Demographic change has been a notable factor in driving demand in suburban locations. In the US, the largest working age demographic, the millennials, are now approaching 40. In addition, those 30-something households are having families and looking for a change of lifestyle away from high cost, high-density urban locations.
The demographic curve may be less pronounced in many parts of Europe, but maturing younger households in urban locations appear to be looking for a lifestyle change that embraces their home as well as their workplace choices.
The Harris Poll suggested young people aged 18-34 were considering leaving the city, with a much lower figure for older Americans. However, before the pandemic, there was already a movement from larger urban areas to smaller towns and cities. For the future tax base of US cities it is worrying that higher earners were twice as likely to want to leave as people were on below-average incomes.

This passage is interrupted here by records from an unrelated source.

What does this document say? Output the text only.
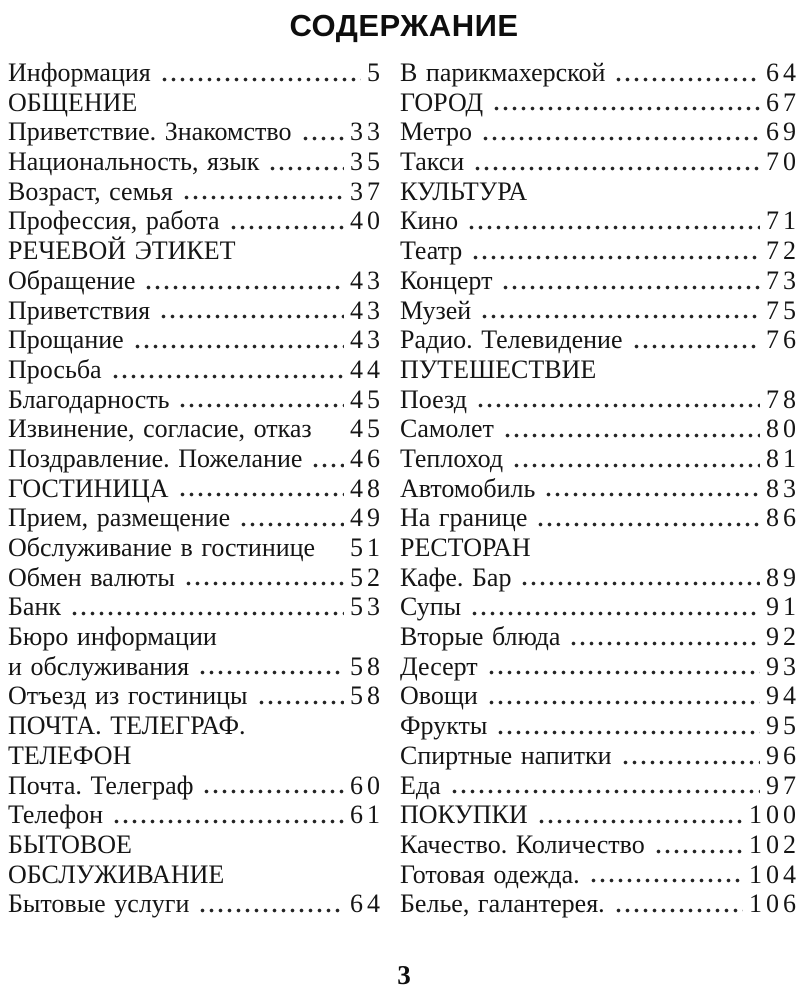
СОДЕРЖАНИЕ
Информация	5
ОБЩЕНИЕ
Приветствие. Знакомство 33
Национальность, язык	35
Возраст, семья	37
Профессия, работа	40
РЕЧЕВОЙ ЭТИКЕТ
Обращение	43
Приветствия	43
Прощание	43
Просьба	44
Благодарность	45
Извинение, согласие, отказ 45
Поздравление. Пожелание 46
ГОСТИНИЦА	48
Прием, размещение	49
Обслуживание в гостинице 51
Обмен валюты	52
Банк	53
Бюро информации
и обслуживания	58
Отъезд из гостиницы	58
ПОЧТА. ТЕЛЕГРАФ.
ТЕЛЕФОН
Почта. Телеграф	60
Телефон	61
БЫТОВОЕ
ОБСЛУЖИВАНИЕ
Бытовые услуги	64
В парикмахерской	64
ГОРОД	67
Метро	69
Такси	70
КУЛЬТУРА
Кино	71
Театр	72
Концерт	73
Музей	75
Радио. Телевидение	76
ПУТЕШЕСТВИЕ
Поезд	78
Самолет	80
Теплоход	81
Автомобиль	83
На границе	86
РЕСТОРАН
Кафе. Бар	89
Супы	91
Вторые блюда	92
Десерт	93
Овощи	94
Фрукты	95
Спиртные напитки	96
Еда	97
ПОКУПКИ	100
Качество. Количество	102
Готовая одежда.	104
Белье, галантерея.	106
3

Escape to the country or ‘Sex and the City’?
Clearly, it’s premature to predict the demise of cities such as New York, London or San Francisco, but the longer the pandemic shapes lives, the more adapted to working from home and the less safe people feel in urban settings. This will affect on the attractiveness of urban life.
Moreover, working from home could markedly change the ways companies operate and where staff are located. Obviously, declining demand for housing and commercial space in markets that are already dealing with excess supply will have significant implications for urban property owners, including public listed real estate companies.
Even prior to COVID, larger conurbations were losing residents as millennials aged and moved away. However, the summer has also focused attention on other aspects of urban life such as cost and, increasingly, security and personal safety. COVID could be accelerating a secular trend away from large, expensive, urban areas to smaller, cheaper, and safer environments.
However, when there is a resolution to the health crisis, and people begin to drift back to previous patterns of working, the demographic trends that have been in place should be less painfully felt by urban property owners.
What has historically attracted people to cities such as London, New York, and the conurbations of California is likely to return post-COVID.
As one US REIT (real estate investment trusts) company reminded me, businesses and people have been leaving the US coasts for more than 40 years as coastal politicians have done their best to frighten away residents and commerce. However, the incredible fundamentals and unique business ecosystems of these cities make up some of the largest and most diverse economies in the world, and therefore should continue to attract young talent and great businesses.